La guérilla des animaux dérange, provoque, et invite à renverser le rapport de force, à penser une coexistence digne, à la hauteur des grandes idées que l'homme se fait à son propre sujet. L'expérience est intéressante, et ne devrait pas s'arrêter là. Car nous avons tous une responsabilité dans le tableau dépeint par Camille Brunel.
Pour vous si...
  • Vous êtes prêt à déconstruire les lieux communs

Morceaux choisis
"Nous ne nous mettrons à défendre les animaux qu'après avoir compris qu'il ne nous reste aucune chance. Tant que nous nous soucierons de la faim et de la pauvreté dans le monde, nous ne nous soucierons jamais autant qu'il le faudrait de ce qui n'est pas nous. Tu sais comme on est heureux lorsqu'au plus profond du malheur, on a l'occasion de passer quelques heures avec un enfant ? Et comme l'enfance intéresse peu les adultes carriéristes ? L'écologie est un souci puéril, elle cherche à défendre l'enfance de la Terre, sa virginité, sa peau douce, son regard pur comme l'air des Pôles. Il faut plonger l'humanité au plus profond du malheur. Lui faire perdre la foi en sa puissance positive. Car je ne la crois capable que de détruire, même quand elle croit faire le bien."
"But they're not human !, s'exclama-t-elle.
_Cela fait bien longtemps que ce n'est plus un gage de qualité. C'est même plutôt le contraire."

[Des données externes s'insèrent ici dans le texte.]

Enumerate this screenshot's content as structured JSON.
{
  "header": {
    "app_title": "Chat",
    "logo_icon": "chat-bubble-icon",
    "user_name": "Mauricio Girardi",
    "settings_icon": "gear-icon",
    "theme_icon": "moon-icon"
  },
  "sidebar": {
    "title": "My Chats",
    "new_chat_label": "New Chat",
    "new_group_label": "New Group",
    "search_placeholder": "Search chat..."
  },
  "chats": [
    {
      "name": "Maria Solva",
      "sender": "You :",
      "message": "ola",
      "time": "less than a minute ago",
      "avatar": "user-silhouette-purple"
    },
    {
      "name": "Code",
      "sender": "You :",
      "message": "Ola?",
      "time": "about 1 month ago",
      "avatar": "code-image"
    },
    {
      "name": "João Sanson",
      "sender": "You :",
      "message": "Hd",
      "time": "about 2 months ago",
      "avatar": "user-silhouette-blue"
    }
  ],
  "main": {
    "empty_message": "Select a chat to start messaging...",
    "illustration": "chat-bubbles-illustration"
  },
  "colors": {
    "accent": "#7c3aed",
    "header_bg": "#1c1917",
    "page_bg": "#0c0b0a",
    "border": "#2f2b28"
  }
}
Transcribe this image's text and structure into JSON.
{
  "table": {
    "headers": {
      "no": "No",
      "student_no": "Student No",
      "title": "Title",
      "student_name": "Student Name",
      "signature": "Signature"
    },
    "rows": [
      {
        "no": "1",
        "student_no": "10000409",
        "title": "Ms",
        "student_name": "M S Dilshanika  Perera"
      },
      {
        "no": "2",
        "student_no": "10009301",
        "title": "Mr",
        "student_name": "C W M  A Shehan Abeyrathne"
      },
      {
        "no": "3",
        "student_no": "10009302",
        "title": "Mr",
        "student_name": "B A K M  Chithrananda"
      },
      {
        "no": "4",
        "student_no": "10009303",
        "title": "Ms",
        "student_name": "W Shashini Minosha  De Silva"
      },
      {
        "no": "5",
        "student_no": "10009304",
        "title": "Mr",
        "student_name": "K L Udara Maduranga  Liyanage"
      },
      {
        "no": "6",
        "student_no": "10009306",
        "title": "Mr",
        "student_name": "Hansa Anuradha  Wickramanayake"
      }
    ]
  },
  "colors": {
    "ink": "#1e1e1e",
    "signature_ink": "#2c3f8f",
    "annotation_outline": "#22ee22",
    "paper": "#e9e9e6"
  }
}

"Je pense vraiment que l'humanité entière a un peu honte, que je ne fais pas que plaquer la mienne sur elle. La banalité du Mal n'existe peut-être pas tant que ça : les enfants et les chiens comprennent très vite quand ils ont fait quelque chose de mal, ils n'ont pas besoin de rationnaliser beaucoup leur situation. Alors les adultes humains... Ceux-là dépriment et meurent - intérieurement - de plus en plus jeunes, à peine ravivés par la procréation, qui ne semble plus exciter grand monde. C'est le problème de la duplication : une fois qu'une espèce a assuré sa survie, il ne lui reste plus qu'à rechercher le bonheur et, évidemment, elle ne le trouve pas. Les animaux souffrent, se blessent, se heurtent à d'agaçantes énigmes : ils n'excèdent pas les limites de leur physionomie mais n'en conçoivent aucun regret, aucune colère, aucune rancune contre un Créateur qui les aurait spoliés."